Ballard a
été une considérable influence sur le post-punk britannique (Warm
Leatherette, Gary Numan, Joy Division, John Foxx, Karen Novotny X...)
et c'est ce qui explique sans doute le clin d'oeil au design de
Factory Records retenu pour la couverture d'Extreme Metaphors, gros
recueil sorti cette année chez Fourth Estate et bouquin parfaitement
aussi plaisant que ses meilleurs romans, en plus d'en être un
complément non négligeable. On y ouvre grand la mâchoire et on se
fait très mal au fondement en le voyant tout naturellement prévoir
et même visualiser au cours de conversations ayant lieu dans les
années 60 et 70 l'avènement du 2.0 (un futur où avec un
système domestique, les gens s'échangent des trivialités, des
photos d'enfants et d'animaux, et ne suivent plus du tout les
actualités du monde). Ainsi que l'arrêt de la conquête spatiale,
dès 1972, alors que la plupart de ses pairs s'imaginaient vivre sur
Mars dès 2000 (ça n'intéresse plus personne et ça reprendra quand
on aura inventé un système de propulsion moins cher que le
kérosène).
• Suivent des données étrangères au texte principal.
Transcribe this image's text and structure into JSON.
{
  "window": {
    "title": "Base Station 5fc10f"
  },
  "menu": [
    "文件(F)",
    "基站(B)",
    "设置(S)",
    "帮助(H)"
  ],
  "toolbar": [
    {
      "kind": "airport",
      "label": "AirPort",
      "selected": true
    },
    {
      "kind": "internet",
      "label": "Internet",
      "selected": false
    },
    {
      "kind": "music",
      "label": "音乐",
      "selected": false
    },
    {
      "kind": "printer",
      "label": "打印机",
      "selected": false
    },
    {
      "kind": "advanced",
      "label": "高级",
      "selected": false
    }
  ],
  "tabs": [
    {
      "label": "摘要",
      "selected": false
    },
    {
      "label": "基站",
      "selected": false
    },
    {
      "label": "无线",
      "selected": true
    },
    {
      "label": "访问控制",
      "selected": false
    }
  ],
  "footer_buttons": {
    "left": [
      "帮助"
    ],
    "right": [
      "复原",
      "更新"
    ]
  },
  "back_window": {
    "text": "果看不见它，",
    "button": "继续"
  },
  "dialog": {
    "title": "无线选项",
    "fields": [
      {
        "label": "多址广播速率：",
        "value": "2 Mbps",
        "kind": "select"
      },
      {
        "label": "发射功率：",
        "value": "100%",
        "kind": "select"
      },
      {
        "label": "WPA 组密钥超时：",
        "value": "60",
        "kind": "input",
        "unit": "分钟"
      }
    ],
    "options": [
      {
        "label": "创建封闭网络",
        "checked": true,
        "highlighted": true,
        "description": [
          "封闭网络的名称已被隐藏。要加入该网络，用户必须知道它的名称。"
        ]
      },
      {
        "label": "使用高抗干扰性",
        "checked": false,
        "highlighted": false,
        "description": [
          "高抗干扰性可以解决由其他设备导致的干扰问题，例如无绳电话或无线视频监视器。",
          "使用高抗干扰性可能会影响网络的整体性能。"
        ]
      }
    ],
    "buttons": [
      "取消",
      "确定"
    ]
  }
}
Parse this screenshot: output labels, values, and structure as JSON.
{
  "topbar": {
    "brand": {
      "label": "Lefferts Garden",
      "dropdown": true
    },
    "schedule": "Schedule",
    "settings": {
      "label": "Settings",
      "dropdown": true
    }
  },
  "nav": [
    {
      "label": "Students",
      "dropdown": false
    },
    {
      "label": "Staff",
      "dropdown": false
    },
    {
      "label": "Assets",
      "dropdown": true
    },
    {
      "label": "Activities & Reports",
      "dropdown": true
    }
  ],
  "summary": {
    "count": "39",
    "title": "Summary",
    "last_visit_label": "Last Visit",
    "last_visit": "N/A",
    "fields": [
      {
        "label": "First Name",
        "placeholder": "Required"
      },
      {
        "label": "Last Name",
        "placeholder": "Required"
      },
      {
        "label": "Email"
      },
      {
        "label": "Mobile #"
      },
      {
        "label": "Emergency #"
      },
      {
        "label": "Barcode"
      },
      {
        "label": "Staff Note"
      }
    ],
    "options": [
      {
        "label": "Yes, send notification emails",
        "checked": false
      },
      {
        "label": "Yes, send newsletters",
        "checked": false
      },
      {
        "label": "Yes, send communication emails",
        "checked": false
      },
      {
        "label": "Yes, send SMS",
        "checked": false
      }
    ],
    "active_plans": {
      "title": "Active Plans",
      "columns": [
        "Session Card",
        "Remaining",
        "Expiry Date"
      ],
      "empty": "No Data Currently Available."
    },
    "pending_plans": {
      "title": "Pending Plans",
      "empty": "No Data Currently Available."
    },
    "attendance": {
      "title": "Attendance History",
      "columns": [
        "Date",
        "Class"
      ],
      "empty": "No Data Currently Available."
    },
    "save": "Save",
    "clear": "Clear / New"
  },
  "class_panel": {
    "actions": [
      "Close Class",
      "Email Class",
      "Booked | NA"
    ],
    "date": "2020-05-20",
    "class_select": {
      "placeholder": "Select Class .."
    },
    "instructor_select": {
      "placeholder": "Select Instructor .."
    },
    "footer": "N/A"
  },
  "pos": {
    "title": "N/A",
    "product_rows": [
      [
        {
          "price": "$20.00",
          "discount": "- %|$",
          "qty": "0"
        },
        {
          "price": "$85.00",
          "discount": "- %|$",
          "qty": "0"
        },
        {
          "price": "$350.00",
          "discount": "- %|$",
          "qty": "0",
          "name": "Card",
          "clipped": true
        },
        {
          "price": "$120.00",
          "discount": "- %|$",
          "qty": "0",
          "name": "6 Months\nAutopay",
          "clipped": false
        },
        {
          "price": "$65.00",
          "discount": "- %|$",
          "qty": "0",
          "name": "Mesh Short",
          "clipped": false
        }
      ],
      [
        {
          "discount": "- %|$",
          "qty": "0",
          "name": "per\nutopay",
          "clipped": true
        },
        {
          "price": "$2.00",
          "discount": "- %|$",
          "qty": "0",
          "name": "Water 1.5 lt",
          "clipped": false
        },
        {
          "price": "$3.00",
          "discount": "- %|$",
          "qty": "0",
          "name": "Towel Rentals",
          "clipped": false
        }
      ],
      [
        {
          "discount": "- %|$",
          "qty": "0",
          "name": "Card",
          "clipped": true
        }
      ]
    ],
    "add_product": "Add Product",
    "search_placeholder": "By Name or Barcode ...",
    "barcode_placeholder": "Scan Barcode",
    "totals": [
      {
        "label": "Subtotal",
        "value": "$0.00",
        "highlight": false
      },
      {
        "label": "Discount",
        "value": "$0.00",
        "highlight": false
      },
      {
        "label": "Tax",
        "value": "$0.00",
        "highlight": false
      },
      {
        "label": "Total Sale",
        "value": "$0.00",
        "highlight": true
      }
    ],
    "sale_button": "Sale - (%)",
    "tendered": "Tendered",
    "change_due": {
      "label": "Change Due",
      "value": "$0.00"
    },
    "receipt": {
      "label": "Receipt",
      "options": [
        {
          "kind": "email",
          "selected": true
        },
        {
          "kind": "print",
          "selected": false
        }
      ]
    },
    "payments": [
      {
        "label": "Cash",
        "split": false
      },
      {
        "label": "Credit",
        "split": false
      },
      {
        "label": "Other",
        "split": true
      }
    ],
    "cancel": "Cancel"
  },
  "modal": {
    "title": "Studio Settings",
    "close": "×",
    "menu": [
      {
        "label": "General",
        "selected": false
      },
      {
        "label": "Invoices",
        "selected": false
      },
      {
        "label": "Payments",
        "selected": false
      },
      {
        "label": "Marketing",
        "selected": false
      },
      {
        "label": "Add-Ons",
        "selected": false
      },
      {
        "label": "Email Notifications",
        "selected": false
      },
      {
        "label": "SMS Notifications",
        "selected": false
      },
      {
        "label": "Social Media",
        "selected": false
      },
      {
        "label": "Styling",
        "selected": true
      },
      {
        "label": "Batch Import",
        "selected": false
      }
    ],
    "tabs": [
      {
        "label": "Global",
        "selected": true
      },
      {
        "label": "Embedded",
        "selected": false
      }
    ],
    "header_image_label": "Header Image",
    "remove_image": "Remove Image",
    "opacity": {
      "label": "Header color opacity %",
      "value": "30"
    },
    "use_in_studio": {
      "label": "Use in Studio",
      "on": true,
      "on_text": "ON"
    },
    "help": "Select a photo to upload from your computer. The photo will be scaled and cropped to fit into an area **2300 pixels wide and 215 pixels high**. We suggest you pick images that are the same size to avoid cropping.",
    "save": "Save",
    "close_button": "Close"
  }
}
Ca rigole sinon pas mal quand il compare le punk anglais
à la corrida espagnole, le seul moyen pour des jeunes sous-éduqués
et sans avenir de la classe ouvrière d'essayer de devenir riches.
30,
40 ans avant Fight Club, il a surtout prévu que le futur le plus
probable ressemblerait à la banlieue de Dusseldorf, «
des suites d'immeubles immaculés, pas une cigarette nulle part, avec
une école moderne immaculée et des quartiers entiers dédiés au
shopping. Le paradis du consommateur où pas une feuille d'arbre
n'est pas à sa place – même un arbre qui perd ses feuilles y
serait vu comme trop libre. (...) C'est le summun de ce que veulent
les gens. Il y a une certaine logique qui mène à ces banlieues
immaculées et c'est terrifiant parce que c'est la mort de l'âme
(...) Ballard
estimait que de tels endroits ne pouvaient générer que de la
violence :
« Personne
ne comprenait Baader-Meinhof. Ces jeunes gens étaient tous issus de
la classe moyenne, c'étaient des gamins bien éduqués issus de
familles relativement aisées. Leur violence était vraiment
absurde : piller des banques, tuer des Américains, tout le
reste... Mais j'ai réalisé que je les comprenais. Elevé dans une
banlieue de ville allemande, où tout est bien à sa place, où les
gens sont tellement terrifiés par ce qui s'est passé durant la
période nazie et la seconde guerre mondiale qu'ils font tout pour
que tout le monde soit heureux, les jardins d'enfants et les
écoles sont équipés pour qu'aucune déviance ne soit possible,
qu'aucun problème n'apparaisse... Dans un monde pareil, totalement
sain mais où n'existe aucune véritable liberté d'esprit, la seule
liberté possible, c'est la folie. »
Lire
ça le jour du Réveillon de Nouvel An, tout juste revenu du Delhaize
de la Rue du Hénin où les gens étaient prêts à me rouler
dessus avec leur poussette à trois roues pour la dernière bouteille
de Taittinger, le persil le plus vert et touffu du bac et me gratter la place dans la file du self-scanning, ça m'a paru tout à fait
convenir à notre réalité, comme l'incarnation très concrète du
thème de High-Rise. Après, c'est clair que si cette banlieue de
Dusseldorf est financée par des produits bancaires toxiques et que tout s'écroule, on n'aura pas
besoin d'aseptisation généralisée pour générer chaos et folie,
un jour prochain. Ca, Ballard ne l'a pas vu venir, encore que l'un
des uniques films de SF des années 80 qu'il dit avoir aimé est Mad
Max 2, The Road Warrior. Mythe d'un futur proche, là aussi ?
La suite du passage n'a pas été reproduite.